Depressing graph of the day: The long-term unemployed

The Pew Fiscal Analysis Initiative has released an addendum to its 2010 report A Year or More: The High Cost of Long-Term Unemployment, and the update isn’t pretty. Using data from the Bureau of Labor Statistics’ Current Population Survey, Pew’s addendum finds that 29.5 percent of unemployed Americans in the first quarter of 2012 have been jobless for a year or more. That means 3.9 million working-age Americans haven’t been able to find a job in 12-plus months.

In 2008, during the first quarter of the Great Recession, 9.5 percent of the unemployed had been jobless for at least a year. While this percentage of the long-term unemployed peaked at 31.8 percent in the third quarter of 2011, it’s still very high and remains more than three times greater than at this point four years ago. Note also that BLS defines long-term unemployment as someone who has been unemployed for more than half a year (27 weeks or more). By this measure, 41.3 percent of the jobless still qualify as long-term unemployed.

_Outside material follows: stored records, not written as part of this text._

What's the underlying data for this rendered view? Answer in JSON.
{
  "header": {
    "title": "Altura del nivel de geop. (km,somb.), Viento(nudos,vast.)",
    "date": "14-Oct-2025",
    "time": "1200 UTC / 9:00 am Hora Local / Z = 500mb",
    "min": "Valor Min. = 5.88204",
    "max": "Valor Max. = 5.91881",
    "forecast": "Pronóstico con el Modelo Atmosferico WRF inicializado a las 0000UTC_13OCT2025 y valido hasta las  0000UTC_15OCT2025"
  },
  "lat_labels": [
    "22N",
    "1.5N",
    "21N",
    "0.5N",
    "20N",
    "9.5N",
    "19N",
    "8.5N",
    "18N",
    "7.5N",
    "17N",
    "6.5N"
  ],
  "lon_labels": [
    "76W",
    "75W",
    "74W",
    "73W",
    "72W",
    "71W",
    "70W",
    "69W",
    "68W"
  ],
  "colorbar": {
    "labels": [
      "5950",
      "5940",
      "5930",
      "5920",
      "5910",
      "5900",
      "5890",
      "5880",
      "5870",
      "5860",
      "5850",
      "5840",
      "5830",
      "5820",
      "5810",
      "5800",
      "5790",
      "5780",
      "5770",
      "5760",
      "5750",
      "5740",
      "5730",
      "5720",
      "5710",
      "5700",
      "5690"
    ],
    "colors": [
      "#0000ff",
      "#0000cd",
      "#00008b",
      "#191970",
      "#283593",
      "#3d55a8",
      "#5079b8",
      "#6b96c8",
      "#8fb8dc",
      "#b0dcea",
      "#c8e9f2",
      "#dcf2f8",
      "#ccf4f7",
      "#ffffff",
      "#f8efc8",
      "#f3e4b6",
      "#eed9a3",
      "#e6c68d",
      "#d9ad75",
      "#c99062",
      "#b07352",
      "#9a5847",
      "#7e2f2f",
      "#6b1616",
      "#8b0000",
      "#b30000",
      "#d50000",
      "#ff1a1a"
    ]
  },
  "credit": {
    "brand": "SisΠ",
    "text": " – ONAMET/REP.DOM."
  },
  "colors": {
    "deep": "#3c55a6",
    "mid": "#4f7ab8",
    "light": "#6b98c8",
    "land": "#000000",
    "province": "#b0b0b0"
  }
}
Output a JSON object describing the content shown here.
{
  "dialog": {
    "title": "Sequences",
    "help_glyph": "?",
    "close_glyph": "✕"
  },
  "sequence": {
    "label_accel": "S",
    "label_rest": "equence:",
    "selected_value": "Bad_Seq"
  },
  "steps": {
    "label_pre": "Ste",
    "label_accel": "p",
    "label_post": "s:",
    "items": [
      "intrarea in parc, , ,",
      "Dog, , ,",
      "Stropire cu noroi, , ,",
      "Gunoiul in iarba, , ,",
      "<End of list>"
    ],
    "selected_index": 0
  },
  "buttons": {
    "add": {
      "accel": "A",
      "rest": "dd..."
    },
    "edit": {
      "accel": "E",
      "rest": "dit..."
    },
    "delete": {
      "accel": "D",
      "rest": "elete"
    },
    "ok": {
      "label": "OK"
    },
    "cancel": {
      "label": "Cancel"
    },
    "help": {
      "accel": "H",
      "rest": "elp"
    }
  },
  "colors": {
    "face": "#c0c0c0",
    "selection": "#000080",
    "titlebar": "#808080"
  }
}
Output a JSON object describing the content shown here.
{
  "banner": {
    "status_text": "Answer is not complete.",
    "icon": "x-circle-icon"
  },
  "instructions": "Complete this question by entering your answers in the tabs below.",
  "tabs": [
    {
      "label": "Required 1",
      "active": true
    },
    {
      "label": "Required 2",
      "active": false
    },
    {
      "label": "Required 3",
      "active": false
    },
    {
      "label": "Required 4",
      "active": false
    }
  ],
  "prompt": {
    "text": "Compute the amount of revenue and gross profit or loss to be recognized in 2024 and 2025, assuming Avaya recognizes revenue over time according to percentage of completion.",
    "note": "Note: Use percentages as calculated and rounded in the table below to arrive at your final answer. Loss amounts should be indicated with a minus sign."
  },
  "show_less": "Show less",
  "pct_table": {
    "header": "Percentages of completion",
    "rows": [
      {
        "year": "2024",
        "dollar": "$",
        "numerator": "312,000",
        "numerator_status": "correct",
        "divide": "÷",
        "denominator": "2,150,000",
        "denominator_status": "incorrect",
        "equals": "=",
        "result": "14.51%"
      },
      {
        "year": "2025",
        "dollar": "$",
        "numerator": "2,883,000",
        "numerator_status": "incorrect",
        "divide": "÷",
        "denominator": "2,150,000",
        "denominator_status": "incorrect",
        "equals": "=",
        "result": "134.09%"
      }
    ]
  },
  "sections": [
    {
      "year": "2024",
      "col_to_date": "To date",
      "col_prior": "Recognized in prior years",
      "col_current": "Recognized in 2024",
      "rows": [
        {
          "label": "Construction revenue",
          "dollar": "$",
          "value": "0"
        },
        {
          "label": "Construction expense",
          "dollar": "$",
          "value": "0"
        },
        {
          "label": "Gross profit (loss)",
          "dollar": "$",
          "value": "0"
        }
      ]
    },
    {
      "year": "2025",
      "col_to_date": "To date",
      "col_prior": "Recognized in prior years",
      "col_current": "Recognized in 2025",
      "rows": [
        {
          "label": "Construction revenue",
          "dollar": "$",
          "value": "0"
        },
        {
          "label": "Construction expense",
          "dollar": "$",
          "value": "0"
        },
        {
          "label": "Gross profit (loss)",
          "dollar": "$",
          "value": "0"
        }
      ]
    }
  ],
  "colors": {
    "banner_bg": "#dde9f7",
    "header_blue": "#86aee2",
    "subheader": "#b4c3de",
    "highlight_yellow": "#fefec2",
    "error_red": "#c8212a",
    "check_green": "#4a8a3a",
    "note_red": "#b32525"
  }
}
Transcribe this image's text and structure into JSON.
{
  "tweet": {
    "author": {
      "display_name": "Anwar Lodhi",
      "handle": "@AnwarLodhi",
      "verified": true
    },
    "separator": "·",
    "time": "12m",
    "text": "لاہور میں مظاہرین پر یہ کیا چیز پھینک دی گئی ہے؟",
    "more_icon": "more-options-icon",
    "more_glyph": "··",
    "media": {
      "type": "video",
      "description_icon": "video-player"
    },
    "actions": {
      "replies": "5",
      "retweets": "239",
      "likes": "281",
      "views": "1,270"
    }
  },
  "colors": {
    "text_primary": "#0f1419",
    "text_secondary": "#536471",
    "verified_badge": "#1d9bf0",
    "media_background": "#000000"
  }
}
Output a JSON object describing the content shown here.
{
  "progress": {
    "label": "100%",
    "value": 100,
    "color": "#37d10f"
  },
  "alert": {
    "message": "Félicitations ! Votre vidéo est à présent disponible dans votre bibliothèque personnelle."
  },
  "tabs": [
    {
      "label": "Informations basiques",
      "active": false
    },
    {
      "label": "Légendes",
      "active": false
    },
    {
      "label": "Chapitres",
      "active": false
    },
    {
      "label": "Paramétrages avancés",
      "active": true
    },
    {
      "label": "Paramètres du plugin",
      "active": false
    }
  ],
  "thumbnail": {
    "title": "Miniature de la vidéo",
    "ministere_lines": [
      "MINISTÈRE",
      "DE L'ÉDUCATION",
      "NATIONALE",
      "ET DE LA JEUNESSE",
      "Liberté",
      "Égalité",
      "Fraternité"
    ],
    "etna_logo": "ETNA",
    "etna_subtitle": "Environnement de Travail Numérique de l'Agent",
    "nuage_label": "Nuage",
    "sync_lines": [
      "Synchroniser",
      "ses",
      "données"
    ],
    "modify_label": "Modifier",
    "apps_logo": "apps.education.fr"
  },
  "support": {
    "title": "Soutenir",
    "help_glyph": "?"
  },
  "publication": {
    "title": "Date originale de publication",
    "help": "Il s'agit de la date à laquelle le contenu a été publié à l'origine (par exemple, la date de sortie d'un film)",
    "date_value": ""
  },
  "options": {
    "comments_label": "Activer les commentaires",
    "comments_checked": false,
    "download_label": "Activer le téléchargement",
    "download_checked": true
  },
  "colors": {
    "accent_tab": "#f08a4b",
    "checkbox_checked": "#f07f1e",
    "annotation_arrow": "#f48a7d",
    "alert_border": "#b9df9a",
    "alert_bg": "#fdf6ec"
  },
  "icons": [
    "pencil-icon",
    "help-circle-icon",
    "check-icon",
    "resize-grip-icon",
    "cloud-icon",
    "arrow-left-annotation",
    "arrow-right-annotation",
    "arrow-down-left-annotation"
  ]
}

Some other findings from the Pew analysis:

  • Age: Older workers are less likely to lose their jobs, but much more likely to be jobless for a year or more once they do (see Figure 3 in the addendum).
  • Education: Workers with higher levels of education are less likely to lose their jobs, but they’re no better off once they do as long-term joblessness is fairly even across all education levels (see Figure 5).
  • Industry: No industry or occupation has gone unscathed due to long-term unemployment (see Table 3).

Continued high levels of long-term unemployment have a damaging impact on the economic situations of both individuals and families, and more broadly, on the economy as a whole. As EPI has documented before, the outcome of such long-term joblessness is “scarring,” which carries severe and long-lasting consequences for our economy and society.